Fortunately, that’s no longer a concern among an increasing number of hiring managers. Unlike your Baby Boomer parents, most of whom probably went to school, obtained a degree, and worked in the same field for the duration of their career, you’re far more likely to scope out a few jobs—if not careers—in your lifetime.
In an article for Fast Company, Vivian Giang brings up a point that makes the case for moving around even stronger: “Workers who stay with a company longer than two years are said to get paid 50% less, and job hoppers are believed to have a higher learning curve, be higher performers, and even to be more loyal, because they care about making a good impression in the short amount of time they know they’ll stay with each employer.”

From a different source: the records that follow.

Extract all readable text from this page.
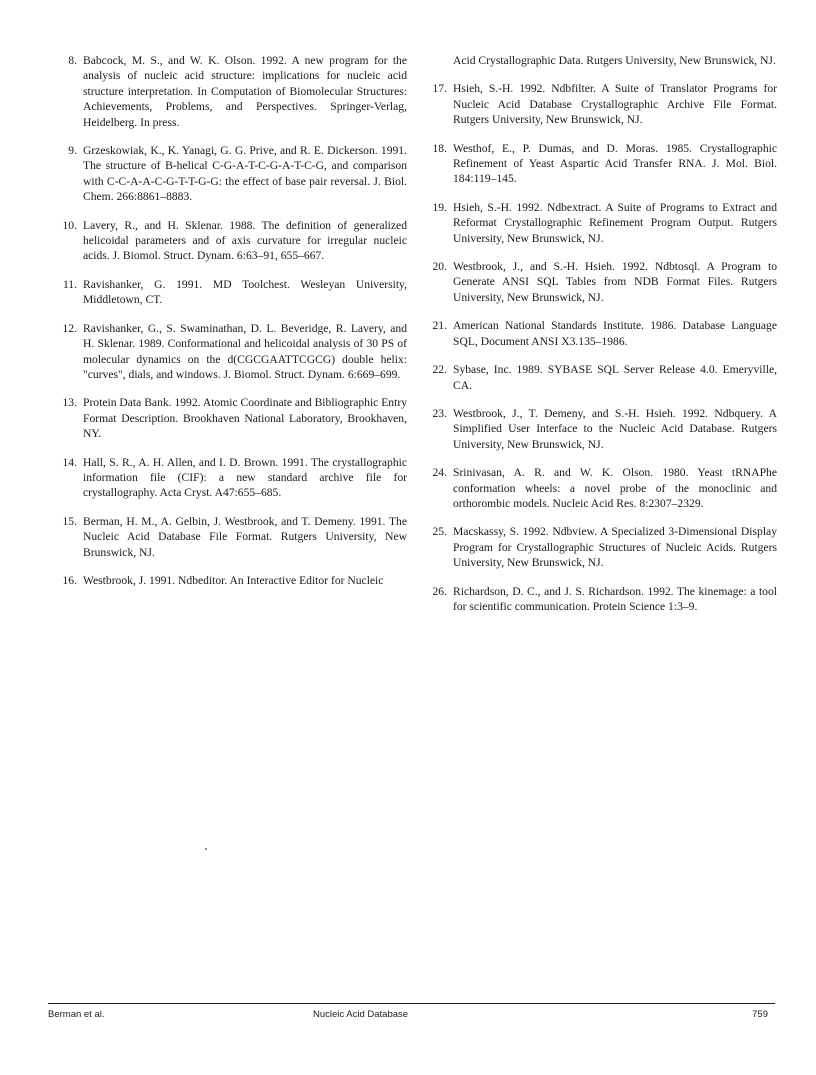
8. Babcock, M. S., and W. K. Olson. 1992. A new program for the analysis of nucleic acid structure: implications for nucleic acid structure interpretation. In Computation of Biomolecular Structures: Achievements, Problems, and Perspectives. Springer-Verlag, Heidelberg. In press.
9. Grzeskowiak, K., K. Yanagi, G. G. Prive, and R. E. Dickerson. 1991. The structure of B-helical C-G-A-T-C-G-A-T-C-G, and comparison with C-C-A-A-C-G-T-T-G-G: the effect of base pair reversal. J. Biol. Chem. 266:8861–8883.
10. Lavery, R., and H. Sklenar. 1988. The definition of generalized helicoidal parameters and of axis curvature for irregular nucleic acids. J. Biomol. Struct. Dynam. 6:63–91, 655–667.
11. Ravishanker, G. 1991. MD Toolchest. Wesleyan University, Middletown, CT.
12. Ravishanker, G., S. Swaminathan, D. L. Beveridge, R. Lavery, and H. Sklenar. 1989. Conformational and helicoidal analysis of 30 PS of molecular dynamics on the d(CGCGAATTCGCG) double helix: "curves", dials, and windows. J. Biomol. Struct. Dynam. 6:669–699.
13. Protein Data Bank. 1992. Atomic Coordinate and Bibliographic Entry Format Description. Brookhaven National Laboratory, Brookhaven, NY.
14. Hall, S. R., A. H. Allen, and I. D. Brown. 1991. The crystallographic information file (CIF): a new standard archive file for crystallography. Acta Cryst. A47:655–685.
15. Berman, H. M., A. Gelbin, J. Westbrook, and T. Demeny. 1991. The Nucleic Acid Database File Format. Rutgers University, New Brunswick, NJ.
16. Westbrook, J. 1991. Ndbeditor. An Interactive Editor for Nucleic
Acid Crystallographic Data. Rutgers University, New Brunswick, NJ.
17. Hsieh, S.-H. 1992. Ndbfilter. A Suite of Translator Programs for Nucleic Acid Database Crystallographic Archive File Format. Rutgers University, New Brunswick, NJ.
18. Westhof, E., P. Dumas, and D. Moras. 1985. Crystallographic Refinement of Yeast Aspartic Acid Transfer RNA. J. Mol. Biol. 184:119–145.
19. Hsieh, S.-H. 1992. Ndbextract. A Suite of Programs to Extract and Reformat Crystallographic Refinement Program Output. Rutgers University, New Brunswick, NJ.
20. Westbrook, J., and S.-H. Hsieh. 1992. Ndbtosql. A Program to Generate ANSI SQL Tables from NDB Format Files. Rutgers University, New Brunswick, NJ.
21. American National Standards Institute. 1986. Database Language SQL, Document ANSI X3.135–1986.
22. Sybase, Inc. 1989. SYBASE SQL Server Release 4.0. Emeryville, CA.
23. Westbrook, J., T. Demeny, and S.-H. Hsieh. 1992. Ndbquery. A Simplified User Interface to the Nucleic Acid Database. Rutgers University, New Brunswick, NJ.
24. Srinivasan, A. R. and W. K. Olson. 1980. Yeast tRNAPhe conformation wheels: a novel probe of the monoclinic and orthorombic models. Nucleic Acid Res. 8:2307–2329.
25. Macskassy, S. 1992. Ndbview. A Specialized 3-Dimensional Display Program for Crystallographic Structures of Nucleic Acids. Rutgers University, New Brunswick, NJ.
26. Richardson, D. C., and J. S. Richardson. 1992. The kinemage: a tool for scientific communication. Protein Science 1:3–9.
Berman et al.	Nucleic Acid Database	759
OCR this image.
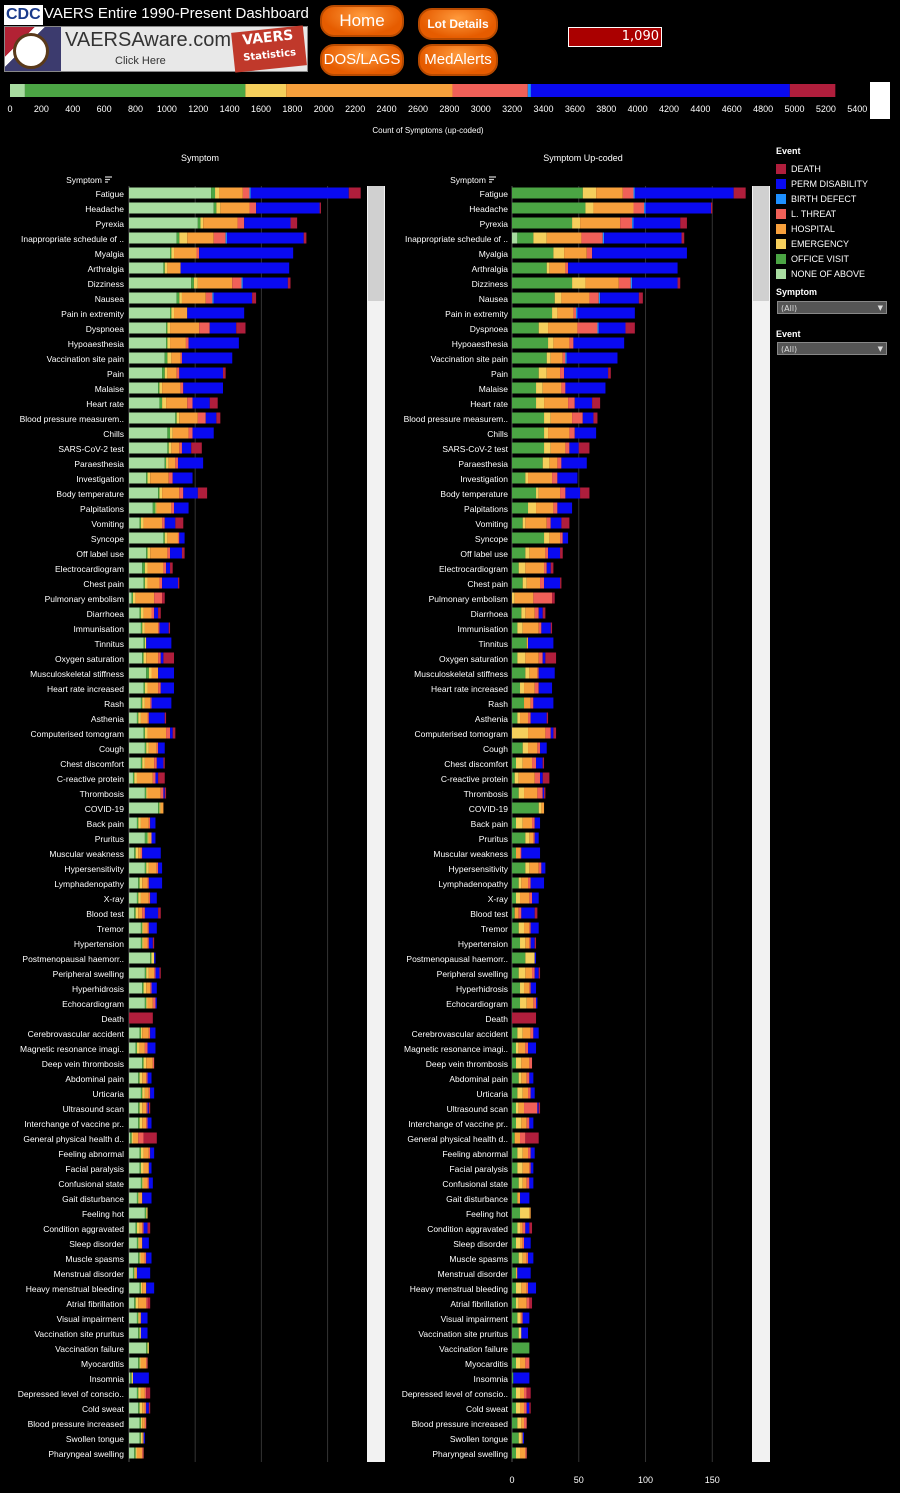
CDC VAERS Entire 1990-Present Dashboard
VAERSAware.com
Click Here
VAERS
Statistics
Home	Lot Details
DOS/LAGS	MedAlerts
1,090
0 200 400 600 800 1000 1200 1400 1600 1800 2000 2200 2400 2600 2800 3000 3200 3400 3600 3800 4000 4200 4400 4600 4800 5000 5200 5400
Count of Symptoms (up-coded)
Symptom
Symptom
Fatigue
Headache
Pyrexia
Inappropriate schedule of ..
Myalgia
Arthralgia
Dizziness
Nausea
Pain in extremity
Dyspnoea
Hypoaesthesia
Vaccination site pain
Pain
Malaise
Heart rate
Blood pressure measurem..
Chills
SARS-CoV-2 test
Paraesthesia
Investigation
Body temperature
Palpitations
Vomiting
Syncope
Off label use
Electrocardiogram
Chest pain
Pulmonary embolism
Diarrhoea
Immunisation
Tinnitus
Oxygen saturation
Musculoskeletal stiffness
Heart rate increased
Rash
Asthenia
Computerised tomogram
Cough
Chest discomfort
C-reactive protein
Thrombosis
COVID-19
Back pain
Pruritus
Muscular weakness
Hypersensitivity
Lymphadenopathy
X-ray
Blood test
Tremor
Hypertension
Postmenopausal haemorr..
Peripheral swelling
Hyperhidrosis
Echocardiogram
Death
Cerebrovascular accident
Magnetic resonance imagi..
Deep vein thrombosis
Abdominal pain
Urticaria
Ultrasound scan
Interchange of vaccine pr..
General physical health d..
Feeling abnormal
Facial paralysis
Confusional state
Gait disturbance
Feeling hot
Condition aggravated
Sleep disorder
Muscle spasms
Menstrual disorder
Heavy menstrual bleeding
Atrial fibrillation
Visual impairment
Vaccination site pruritus
Vaccination failure
Myocarditis
Insomnia
Depressed level of conscio..
Cold sweat
Blood pressure increased
Swollen tongue
Pharyngeal swelling
Symptom Up-coded
Symptom
Fatigue
Headache
Pyrexia
Inappropriate schedule of ..
Myalgia
Arthralgia
Dizziness
Nausea
Pain in extremity
Dyspnoea
Hypoaesthesia
Vaccination site pain
Pain
Malaise
Heart rate
Blood pressure measurem..
Chills
SARS-CoV-2 test
Paraesthesia
Investigation
Body temperature
Palpitations
Vomiting
Syncope
Off label use
Electrocardiogram
Chest pain
Pulmonary embolism
Diarrhoea
Immunisation
Tinnitus
Oxygen saturation
Musculoskeletal stiffness
Heart rate increased
Rash
Asthenia
Computerised tomogram
Cough
Chest discomfort
C-reactive protein
Thrombosis
COVID-19
Back pain
Pruritus
Muscular weakness
Hypersensitivity
Lymphadenopathy
X-ray
Blood test
Tremor
Hypertension
Postmenopausal haemorr..
Peripheral swelling
Hyperhidrosis
Echocardiogram
Death
Cerebrovascular accident
Magnetic resonance imagi..
Deep vein thrombosis
Abdominal pain
Urticaria
Ultrasound scan
Interchange of vaccine pr..
General physical health d..
Feeling abnormal
Facial paralysis
Confusional state
Gait disturbance
Feeling hot
Condition aggravated
Sleep disorder
Muscle spasms
Menstrual disorder
Heavy menstrual bleeding
Atrial fibrillation
Visual impairment
Vaccination site pruritus
Vaccination failure
Myocarditis
Insomnia
Depressed level of conscio..
Cold sweat
Blood pressure increased
Swollen tongue
Pharyngeal swelling
0	50	100	150
Event
DEATH
PERM DISABILITY
BIRTH DEFECT
L. THREAT
HOSPITAL
EMERGENCY
OFFICE VISIT
NONE OF ABOVE
Symptom
(All)	▼
Event
(All)	▼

Patty McCord, a coach who advises companies on leadership and culture, speaks to this learning curve and notes that it exists, in part, because “critical change in people’s mental outlook is to view employees as smart contributors from the beginning.” For employees who are doing the hopping, that means getting with the program as quickly as possible and making a mark as early as it’s feasible.
And, in a surprising twist, entrepreneur Penelope Trunk believes that with frequent job changes comes stability. This is because if you never have to look for a job, then you don’t develop the skills to move on quickly and efficiently and are instead stuck being too dependent on the one employer you know.
Still, the term job-hopper carries with a negative connotation and does suggest a certain inability to stick with something, even if that’s far from the truth. Career-builder, on the other hand, indicates that your movement has to do with your own quest for learning and knowledge, so it’s a phrase you should start incorporating into your professional tale. As long as you’re making a strong impression, helping the company’s bottom line, and not burning any bridges on your way out the door, you can comfortably keep adding jobs to your budding resume with impunity.